Ever thought about how nursing students get the hands-on training they need to provide expert care with compassion in situations rife with stress and super-charged emotions?
NCTC’s LVN and ADN-RN programs rely on simulation to help students integrate theory with practice while making real-time clinical decisions in an environment that poses no risk to patients. Plus simulation provides a solution when hospitals or other training sites don’t have enough clinical placement sites for nursing students.
In 2014, the National Council of State Boards of Nursing reported that substituting high-quality simulation experiences for up to half of traditional clinical hours, produces end of program educational outcomes comparable to those students whose experiences are mostly traditional clinical hours and that simulation produces new graduates ready to practice.
The use of simulation provides all of our students with learning experiences that prepare them to assume roles that are essential to quality nursing practice to include the role of care provider, patient advocate, and user of information technology, collaborator, and decision maker.
NCTC’s new Leo and Mable Scott Health Sciences Center is home to a high-fidelity simulation lab complete with three mock hospital rooms, doctor’s exam room, a two-bed critical care room, a two-bed birthing suite, two debriefing rooms, a supply room, a triage bay, an ER trauma bay, and a senior citizen apartment for home health training purposes.
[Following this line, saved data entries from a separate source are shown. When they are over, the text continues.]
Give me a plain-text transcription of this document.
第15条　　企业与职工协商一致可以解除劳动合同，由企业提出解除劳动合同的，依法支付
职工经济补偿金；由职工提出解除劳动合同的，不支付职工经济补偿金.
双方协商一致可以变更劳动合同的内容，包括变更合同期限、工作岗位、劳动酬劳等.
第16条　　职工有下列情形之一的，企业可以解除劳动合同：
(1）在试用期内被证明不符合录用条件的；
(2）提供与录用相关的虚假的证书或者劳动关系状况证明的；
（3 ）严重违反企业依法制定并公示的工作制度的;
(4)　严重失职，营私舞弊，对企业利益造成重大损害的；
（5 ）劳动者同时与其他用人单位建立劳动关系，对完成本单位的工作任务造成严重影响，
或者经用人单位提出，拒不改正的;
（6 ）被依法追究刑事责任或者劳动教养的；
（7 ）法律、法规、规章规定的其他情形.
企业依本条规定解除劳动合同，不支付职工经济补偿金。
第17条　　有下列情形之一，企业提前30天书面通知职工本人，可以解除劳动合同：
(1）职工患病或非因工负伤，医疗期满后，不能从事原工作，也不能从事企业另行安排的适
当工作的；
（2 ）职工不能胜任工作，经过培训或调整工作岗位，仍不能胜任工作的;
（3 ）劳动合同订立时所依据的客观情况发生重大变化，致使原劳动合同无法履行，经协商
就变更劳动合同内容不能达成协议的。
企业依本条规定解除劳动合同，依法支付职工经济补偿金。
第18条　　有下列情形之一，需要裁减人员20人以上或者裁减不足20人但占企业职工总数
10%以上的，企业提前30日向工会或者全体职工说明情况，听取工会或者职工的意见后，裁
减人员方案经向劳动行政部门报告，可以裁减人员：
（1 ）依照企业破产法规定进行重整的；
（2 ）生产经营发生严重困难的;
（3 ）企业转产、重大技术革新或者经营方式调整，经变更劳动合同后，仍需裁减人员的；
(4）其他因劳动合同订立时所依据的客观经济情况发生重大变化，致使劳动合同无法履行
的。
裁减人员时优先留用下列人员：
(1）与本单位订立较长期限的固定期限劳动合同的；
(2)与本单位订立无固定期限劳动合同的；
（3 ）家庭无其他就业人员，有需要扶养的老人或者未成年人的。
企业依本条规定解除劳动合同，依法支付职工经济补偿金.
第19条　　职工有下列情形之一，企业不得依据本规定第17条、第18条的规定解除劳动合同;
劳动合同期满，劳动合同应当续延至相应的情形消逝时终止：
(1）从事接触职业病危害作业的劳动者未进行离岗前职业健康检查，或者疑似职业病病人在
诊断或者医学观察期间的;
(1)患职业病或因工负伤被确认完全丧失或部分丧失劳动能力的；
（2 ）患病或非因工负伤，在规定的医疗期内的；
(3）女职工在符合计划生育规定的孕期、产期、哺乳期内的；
NCTC’s computerized mannequin “patients” respond to the “care” provided by students and to “medications” in a physiologically correct manner, for example with blood pressure changes or convulsions. Real medical equipment like IV pumps and crash carts add to the reality of the simulation lab. Often, NCTC’s instructors remain hidden behind one-way mirrors in order to evaluate student performance without being physically present at the “bedside.” These high-fidelity simulation labs are an effective way for nurses to practice the skills needed to manage complex, high-acuity patients; drill for emergency preparedness; or practice teamwork and collaboration with other providers.